Avant que ses lèvres n’eussent atteint celles de la belle endormie, des tuyaux jaillirent des côtés du coffre. Ils s’enfoncèrent un par un dans son corps, d’abord son ventre, puis sa poitrine, son cou, son visage, ses membres enfin… Ils creusaient leur passage comme des vers monstrueux plongeant avidement dans le terreau fertile de sa chair. Hurlant de douleur, Jonas tenta de les arracher, mais ses doigts tremblants ne trouvaient aucune prise sur les tubes lisses comme des boyaux. Ils se mirent à pulser puis à s’enfler comme des sangsues qui se gorgeaient de sang, vidant le malheureux de ses éléments vitaux.
Le visage impassible, le conteur regarda le corps de Jonas perdre toute substance et se ratatiner comme une pomme en hiver. Rapidement, il ne resta plus que lui que de la peau sur un squelette tordu. Son cadavre s’écrasa sur le sol, avec le bruit d’une branche morte heurtant le pavé.
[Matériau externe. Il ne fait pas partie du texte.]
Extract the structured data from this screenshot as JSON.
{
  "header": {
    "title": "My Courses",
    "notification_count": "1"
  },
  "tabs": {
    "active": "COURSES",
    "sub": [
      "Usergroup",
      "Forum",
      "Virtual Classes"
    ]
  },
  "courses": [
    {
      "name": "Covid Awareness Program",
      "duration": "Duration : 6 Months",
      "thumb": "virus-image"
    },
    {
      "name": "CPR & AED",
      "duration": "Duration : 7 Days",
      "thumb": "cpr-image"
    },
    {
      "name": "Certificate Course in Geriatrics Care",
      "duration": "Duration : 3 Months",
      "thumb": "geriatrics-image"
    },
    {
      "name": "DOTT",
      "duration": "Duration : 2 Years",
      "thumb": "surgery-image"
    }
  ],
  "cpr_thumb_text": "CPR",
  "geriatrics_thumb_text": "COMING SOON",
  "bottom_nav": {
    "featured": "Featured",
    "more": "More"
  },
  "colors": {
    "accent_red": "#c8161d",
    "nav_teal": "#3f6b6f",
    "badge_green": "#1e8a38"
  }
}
Pendant ce temps, deux autres tubes avaient plongé dans les bras du vieillard. Il ferma les yeux, un sourire douloureux sur des lèvres qui se défripaient lentement. Ses rides s’effacèrent, son dos se redressa, ses cheveux redevinrent sombres et abondants. Bientôt, descendit du fauteuil un jeune homme qui semblait âgé tout au plus d’une vingtaine d’années. Il repoussa nonchalamment du pied le corps de Jonas, puis esquissa un signe discret. Aussitôt, le dragon vint saisir dans sa gueule les pitoyables restes humains, pour les emporter vers le bassin où ils seraient recyclés en énergie et en nutriments.
Le conteur goûta la souplesse et la vigueur de ce corps rajeuni. Durant toutes ces années, il ne s’était pas contenté d’étudier un moyen pour réveiller sa dulcinée… mais il avait tout mis en œuvre pour se donner le temps de trouver une solution qui lui échappait toujours. En outre, il pourrait l’accueillir avec le visage qu’elle avait connu et aimé.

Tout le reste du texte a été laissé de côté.